"Räven raskar över isen" ("The Fox Hurries Across the Ice") is an old Swedish folksong performed as a singing game when dancing around the Christmas tree and the midsummer pole. The opening verses are often "flickornas visa" (the "girls' song", where the participants curtsey) or "pojkarnas visa" (the "boys' song", where the participants bow). After that, the verses may vary. However, the "songs" of Grin-Olle and Skratt-Olle ("crybaby Olle" and "laughing Olle") are common.
According to the Olaus Rudbeck's historical compilation Atlantica the song opens: "Hå, hå, Räfwen han låckar på isen". In the 1950 Carl-Herman Tillhagen and Nils Deckers compilation Svenska folkvisor och danser is a version opening with the line "Räven raskar över riset".
An early recording was made by Margareta Schömström in Stockholm in May 1925; the record was released in January 1926. The song has also been recorded by Anita Lindblom on the 1975 Christmas album Jul med tradition.
The song was also used as film music for the 1987 film Mer om oss barn i Bullerbyn.[1]
During the early 1970's, Gullan Bornemark wrote two new lyrics versions of the same versions.

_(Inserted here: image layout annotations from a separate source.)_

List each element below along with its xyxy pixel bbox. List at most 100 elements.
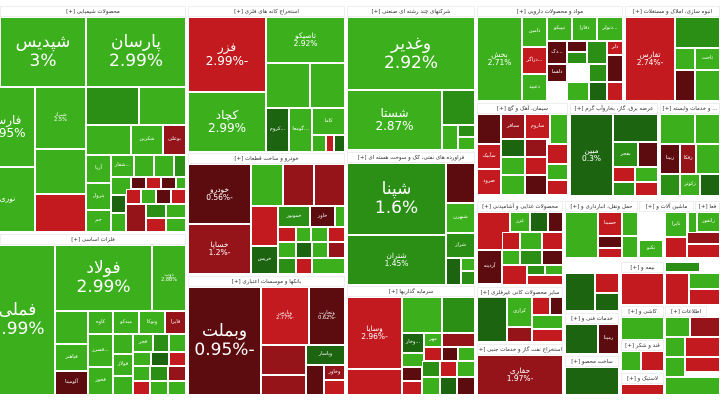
stock-tile[interactable]: شکربن: [131, 125, 163, 155]
stock-tile[interactable]: [113, 376, 133, 395]
stock-tile[interactable]: [621, 384, 664, 395]
stock-tile[interactable]: [665, 262, 700, 272]
stock-tile[interactable]: [133, 352, 151, 366]
sector-header-investment[interactable]: سرمایه گذاریها [+]: [347, 286, 475, 297]
stock-tile[interactable]: حسینا: [598, 212, 622, 236]
stock-tile[interactable]: مهر: [424, 333, 442, 347]
sector-header-construction[interactable]: انبوه سازی، املاک و مستغلات [+]: [625, 6, 720, 17]
stock-tile[interactable]: [621, 351, 641, 371]
stock-tile[interactable]: [139, 87, 186, 125]
stock-tile[interactable]: [598, 236, 622, 248]
stock-tile[interactable]: تکنو: [639, 240, 663, 258]
sector-header-chemicals[interactable]: محصولات شیمیایی [+]: [0, 6, 186, 17]
stock-tile[interactable]: سآبیک: [477, 144, 501, 169]
stock-tile[interactable]: پترول: [86, 183, 111, 210]
stock-tile[interactable]: [169, 334, 186, 352]
stock-tile[interactable]: [166, 204, 186, 218]
stock-tile[interactable]: دفارا: [572, 17, 597, 41]
stock-tile[interactable]: [440, 377, 457, 395]
stock-tile[interactable]: وبملت -0.95%: [188, 287, 261, 395]
stock-tile[interactable]: زکوثر: [680, 174, 700, 196]
stock-tile[interactable]: [278, 227, 296, 242]
stock-tile[interactable]: [161, 177, 176, 189]
sector-header-rubber[interactable]: لاستیک و [+]: [621, 373, 664, 384]
stock-tile[interactable]: [442, 297, 475, 333]
stock-tile[interactable]: [525, 175, 547, 195]
stock-tile[interactable]: فایرا: [165, 311, 186, 334]
stock-tile[interactable]: فولاژ: [113, 354, 133, 376]
stock-tile[interactable]: ...گومعا: [289, 108, 312, 152]
stock-tile[interactable]: [530, 212, 548, 232]
stock-tile[interactable]: [169, 352, 186, 366]
stock-tile[interactable]: [695, 70, 720, 101]
stock-tile[interactable]: ذوب 2.88%: [152, 245, 186, 311]
stock-tile[interactable]: [607, 82, 623, 101]
sector-header-oil-products[interactable]: فراورده های نفتی، کک و سوخت هسته ای [+]: [347, 152, 475, 163]
stock-tile[interactable]: [567, 82, 589, 101]
sector-header-machinery[interactable]: ماشین آلات و [+]: [639, 201, 694, 212]
stock-tile[interactable]: وخاور: [324, 365, 345, 380]
stock-tile[interactable]: [312, 135, 326, 152]
stock-tile[interactable]: [146, 177, 161, 189]
stock-tile[interactable]: [133, 381, 150, 395]
stock-tile[interactable]: [520, 250, 542, 265]
stock-tile[interactable]: صرود: [477, 169, 501, 195]
stock-tile[interactable]: [622, 212, 638, 236]
stock-tile[interactable]: [700, 174, 720, 196]
stock-tile[interactable]: [589, 82, 607, 101]
stock-tile[interactable]: [171, 189, 186, 204]
stock-tile[interactable]: شیراز 2.5%: [35, 87, 86, 149]
stock-tile[interactable]: [589, 64, 607, 82]
stock-tile[interactable]: فباهنر: [55, 344, 88, 371]
stock-tile[interactable]: خریس: [251, 246, 278, 274]
stock-tile[interactable]: [347, 369, 402, 395]
sector-header-food[interactable]: محصولات غذایی و آشامیدنی [+]: [477, 201, 563, 212]
stock-tile[interactable]: [312, 258, 345, 274]
stock-tile[interactable]: [324, 380, 345, 395]
stock-tile[interactable]: دامین: [522, 17, 547, 47]
stock-tile[interactable]: میدکو: [113, 311, 139, 334]
stock-tile[interactable]: [567, 52, 587, 64]
sector-header-misc[interactable]: فعا [+]: [695, 201, 720, 212]
stock-tile[interactable]: ...کروم: [266, 108, 289, 152]
stock-tile[interactable]: فخوز: [88, 367, 113, 395]
stock-tile[interactable]: [598, 248, 622, 258]
stock-tile[interactable]: تیپیکو: [547, 17, 572, 41]
stock-tile[interactable]: کرازی: [507, 297, 532, 327]
stock-tile[interactable]: [665, 237, 687, 258]
stock-tile[interactable]: [442, 333, 475, 347]
stock-tile[interactable]: [547, 144, 568, 164]
stock-tile[interactable]: [150, 366, 168, 381]
stock-tile[interactable]: [607, 55, 623, 82]
stock-tile[interactable]: [402, 353, 424, 367]
sector-header-metals[interactable]: فلزات اساسی [+]: [0, 234, 186, 245]
stock-tile[interactable]: جم: [86, 210, 111, 232]
stock-tile[interactable]: بخش 2.71%: [477, 17, 522, 101]
stock-tile[interactable]: [153, 334, 169, 352]
stock-tile[interactable]: [687, 232, 720, 244]
stock-tile[interactable]: ...دک: [547, 41, 567, 64]
sector-header-sugar[interactable]: قند و شکر [+]: [621, 340, 664, 351]
stock-tile[interactable]: [675, 70, 695, 101]
stock-tile[interactable]: شبهرن: [446, 203, 475, 233]
sector-header-tiles[interactable]: کاشی و [+]: [621, 306, 664, 317]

Both of them were traffic-related, and appeared in her Anita och Televinken show. "Strunta i att gå i vägen" ("Ignore going in the way") deals with, for example, not following after emergency vehicles like the fire truck during accidents not involving oneself,[2] and "Hej, nu åker vi" ("Hey, let's ride") is a wintertime song arguing for the hillside being the best place to ride the toboggan or the pulk, as opposed to the road, which is made for motor vehicles like cars and buses.
Over the 2002–2003 Christmas and holiday season, a film from the Swedish Environmental Protection Agency about the greenhouse effect and global warming was often shown as a television commercial. Depicting a fictional Knut's dance in the future, the participants were children, singing "Räven simmar över sjön" ("the fox swims across the lake") instead of "Räven raskar över isen" ("The fox runs across the ice") and crawling on the floor; pretentding to be foxes swimming through lake water, before throwing the Christmas tree out in the rain.[3] What was feared was a future Sweden, where children in an era of global warming would no longer be aware of ice and frozen waters.[4]